Despite these complications at the level of altar communion the picture is quite interesting in its simplicity. We have the Roman Catholics, Eastern Orthodox, the LCMS, the WELS-ELS, and then . . . the vast tribes of the Reformed in two types, pedobaptist and credobaptist. (There is also a fringe of small communions among the credobaptists; Plymouth Brethren, Amish, and so on.) Equally strikingly is the fact that the majority of people calling themselves "Lutherans" are, communion-wise, actually part of the pedobaptist Reformed. Likewise Anglicanism which universally communes on the basis of valid baptism simply is not a "communion" in any deep sense; it's just an option within the pedobaptist Reformed communion. There may be Wesleyan theology out there, but in the sense of a communion with clear borders there is, as far as I know, no Wesleyan communion, only one that straddles the pedo-credo divide.

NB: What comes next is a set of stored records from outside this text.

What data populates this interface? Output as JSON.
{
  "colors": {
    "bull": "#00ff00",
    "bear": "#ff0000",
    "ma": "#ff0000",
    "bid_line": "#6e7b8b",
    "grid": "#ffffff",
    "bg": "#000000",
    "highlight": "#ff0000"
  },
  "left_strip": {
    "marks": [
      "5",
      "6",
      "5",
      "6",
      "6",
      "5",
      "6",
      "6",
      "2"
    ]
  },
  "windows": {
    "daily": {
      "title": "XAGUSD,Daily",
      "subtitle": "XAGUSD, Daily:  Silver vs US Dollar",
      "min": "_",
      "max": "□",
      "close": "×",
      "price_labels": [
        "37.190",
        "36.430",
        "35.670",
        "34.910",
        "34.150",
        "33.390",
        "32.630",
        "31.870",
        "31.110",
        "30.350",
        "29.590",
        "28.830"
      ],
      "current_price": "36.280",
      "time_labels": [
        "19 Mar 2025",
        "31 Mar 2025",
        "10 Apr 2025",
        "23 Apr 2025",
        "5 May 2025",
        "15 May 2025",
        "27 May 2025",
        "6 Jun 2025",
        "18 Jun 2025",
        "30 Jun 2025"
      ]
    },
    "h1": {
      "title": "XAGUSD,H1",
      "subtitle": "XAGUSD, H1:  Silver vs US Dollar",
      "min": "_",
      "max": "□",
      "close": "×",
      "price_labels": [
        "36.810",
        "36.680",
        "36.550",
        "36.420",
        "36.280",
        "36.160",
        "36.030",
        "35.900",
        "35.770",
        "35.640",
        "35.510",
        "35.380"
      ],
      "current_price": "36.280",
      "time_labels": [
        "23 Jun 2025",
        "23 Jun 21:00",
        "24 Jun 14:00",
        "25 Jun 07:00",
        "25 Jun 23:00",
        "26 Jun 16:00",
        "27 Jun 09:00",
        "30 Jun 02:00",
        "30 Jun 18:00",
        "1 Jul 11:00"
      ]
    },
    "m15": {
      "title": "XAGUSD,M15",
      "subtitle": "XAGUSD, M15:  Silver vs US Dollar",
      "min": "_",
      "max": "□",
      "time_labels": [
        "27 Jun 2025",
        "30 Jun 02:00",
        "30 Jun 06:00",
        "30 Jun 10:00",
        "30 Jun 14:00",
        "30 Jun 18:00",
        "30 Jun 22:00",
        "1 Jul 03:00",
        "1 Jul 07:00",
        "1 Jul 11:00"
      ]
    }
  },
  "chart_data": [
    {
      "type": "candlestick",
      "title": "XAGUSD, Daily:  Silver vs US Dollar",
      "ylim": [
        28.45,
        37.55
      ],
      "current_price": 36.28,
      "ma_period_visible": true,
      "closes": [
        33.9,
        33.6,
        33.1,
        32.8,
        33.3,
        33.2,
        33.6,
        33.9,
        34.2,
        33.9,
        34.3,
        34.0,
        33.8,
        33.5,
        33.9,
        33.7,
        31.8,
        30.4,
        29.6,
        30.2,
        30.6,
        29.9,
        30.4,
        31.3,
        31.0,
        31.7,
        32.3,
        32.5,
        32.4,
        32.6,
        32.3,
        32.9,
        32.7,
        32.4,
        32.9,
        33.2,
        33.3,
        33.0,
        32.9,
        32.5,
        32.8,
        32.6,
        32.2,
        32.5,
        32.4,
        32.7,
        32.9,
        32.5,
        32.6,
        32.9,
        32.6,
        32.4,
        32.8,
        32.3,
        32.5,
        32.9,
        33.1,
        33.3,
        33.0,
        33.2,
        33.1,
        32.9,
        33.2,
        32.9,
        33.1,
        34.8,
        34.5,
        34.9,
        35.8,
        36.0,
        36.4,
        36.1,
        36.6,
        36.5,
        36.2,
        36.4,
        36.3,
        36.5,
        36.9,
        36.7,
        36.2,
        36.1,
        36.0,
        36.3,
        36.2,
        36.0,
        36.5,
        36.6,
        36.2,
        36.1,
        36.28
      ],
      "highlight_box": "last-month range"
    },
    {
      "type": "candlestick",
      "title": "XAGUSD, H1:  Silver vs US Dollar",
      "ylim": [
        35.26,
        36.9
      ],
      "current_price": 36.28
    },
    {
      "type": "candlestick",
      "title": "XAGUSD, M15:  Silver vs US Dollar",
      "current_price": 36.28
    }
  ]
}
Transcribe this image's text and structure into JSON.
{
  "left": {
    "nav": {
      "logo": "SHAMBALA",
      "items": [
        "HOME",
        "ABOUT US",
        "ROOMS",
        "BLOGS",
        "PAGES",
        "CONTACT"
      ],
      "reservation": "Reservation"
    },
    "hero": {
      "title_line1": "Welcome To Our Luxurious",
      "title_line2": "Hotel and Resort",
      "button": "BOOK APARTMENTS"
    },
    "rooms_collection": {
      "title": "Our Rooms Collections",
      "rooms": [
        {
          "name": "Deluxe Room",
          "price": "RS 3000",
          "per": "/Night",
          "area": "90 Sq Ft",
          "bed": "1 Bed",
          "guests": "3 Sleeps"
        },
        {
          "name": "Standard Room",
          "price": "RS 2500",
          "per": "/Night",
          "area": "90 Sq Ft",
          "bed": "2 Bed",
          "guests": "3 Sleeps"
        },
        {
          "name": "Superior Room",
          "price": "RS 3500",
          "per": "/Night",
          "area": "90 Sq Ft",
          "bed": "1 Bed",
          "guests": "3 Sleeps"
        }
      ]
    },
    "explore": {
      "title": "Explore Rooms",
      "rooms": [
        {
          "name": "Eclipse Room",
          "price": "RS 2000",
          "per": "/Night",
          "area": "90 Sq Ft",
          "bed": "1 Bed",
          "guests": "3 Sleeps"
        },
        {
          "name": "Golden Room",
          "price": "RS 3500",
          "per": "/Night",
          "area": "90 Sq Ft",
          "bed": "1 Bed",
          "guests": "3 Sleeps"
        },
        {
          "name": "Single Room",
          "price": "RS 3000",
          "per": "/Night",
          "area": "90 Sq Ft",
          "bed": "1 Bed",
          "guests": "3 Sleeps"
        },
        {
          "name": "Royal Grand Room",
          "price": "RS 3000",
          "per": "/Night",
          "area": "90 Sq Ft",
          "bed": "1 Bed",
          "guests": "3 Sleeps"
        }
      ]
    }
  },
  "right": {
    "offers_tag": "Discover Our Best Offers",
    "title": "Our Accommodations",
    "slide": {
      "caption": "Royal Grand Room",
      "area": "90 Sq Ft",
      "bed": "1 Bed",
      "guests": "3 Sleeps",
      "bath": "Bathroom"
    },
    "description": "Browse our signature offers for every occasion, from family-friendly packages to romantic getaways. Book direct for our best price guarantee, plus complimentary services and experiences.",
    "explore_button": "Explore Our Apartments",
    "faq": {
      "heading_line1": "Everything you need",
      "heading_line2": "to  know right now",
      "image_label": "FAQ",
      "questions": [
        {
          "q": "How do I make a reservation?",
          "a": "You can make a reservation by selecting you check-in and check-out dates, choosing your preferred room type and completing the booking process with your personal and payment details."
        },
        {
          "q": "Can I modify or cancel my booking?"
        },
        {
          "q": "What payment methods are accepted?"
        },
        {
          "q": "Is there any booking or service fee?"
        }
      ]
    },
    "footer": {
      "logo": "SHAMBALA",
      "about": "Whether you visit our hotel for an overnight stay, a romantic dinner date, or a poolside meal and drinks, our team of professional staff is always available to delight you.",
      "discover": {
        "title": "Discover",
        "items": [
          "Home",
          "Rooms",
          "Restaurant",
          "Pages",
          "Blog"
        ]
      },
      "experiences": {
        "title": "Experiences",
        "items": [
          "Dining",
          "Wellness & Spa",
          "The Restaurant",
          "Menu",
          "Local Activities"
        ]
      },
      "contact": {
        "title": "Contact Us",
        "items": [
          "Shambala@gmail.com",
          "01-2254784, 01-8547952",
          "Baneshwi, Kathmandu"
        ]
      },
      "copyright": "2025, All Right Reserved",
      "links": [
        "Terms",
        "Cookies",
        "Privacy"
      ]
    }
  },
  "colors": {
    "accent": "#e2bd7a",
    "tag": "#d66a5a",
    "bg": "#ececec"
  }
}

And theologically the picture looks different as well. There is a large stream of "traditional" theologies that reject justification by faith alone, teach the Mass as a sacrifice, and the necessity of apostolic succession, but within that my observation is today that theologies often don't follow communions neatly. The classic Latin Scholasticism or Neo-Thomism is only one of many modern-day Catholic theologies, for example; many Catholic theologians prefer to work in Greek and patristic streams, or even quote Luther to defend Catholic doctrines. Likewise Dispensationalism is a distinctive and clearcut theological current that has pretty no one denomination to call home. "Ecumenical" theology likewise seems to be found in numerous denominations. Theologically, we might speak of six main currents: Traditional (in Latin and Eastern varieties), Lutheran, Calvinist, Wesleyan, Dispensational, and Liberal/Ecumenical. None can be neatly matched with a communion.

A map of communions showing the symmetrical and non-symmetrical relations of each body (who baptizes/communes/preaches to whom according to what rules) would be a fascinating and complex diagram.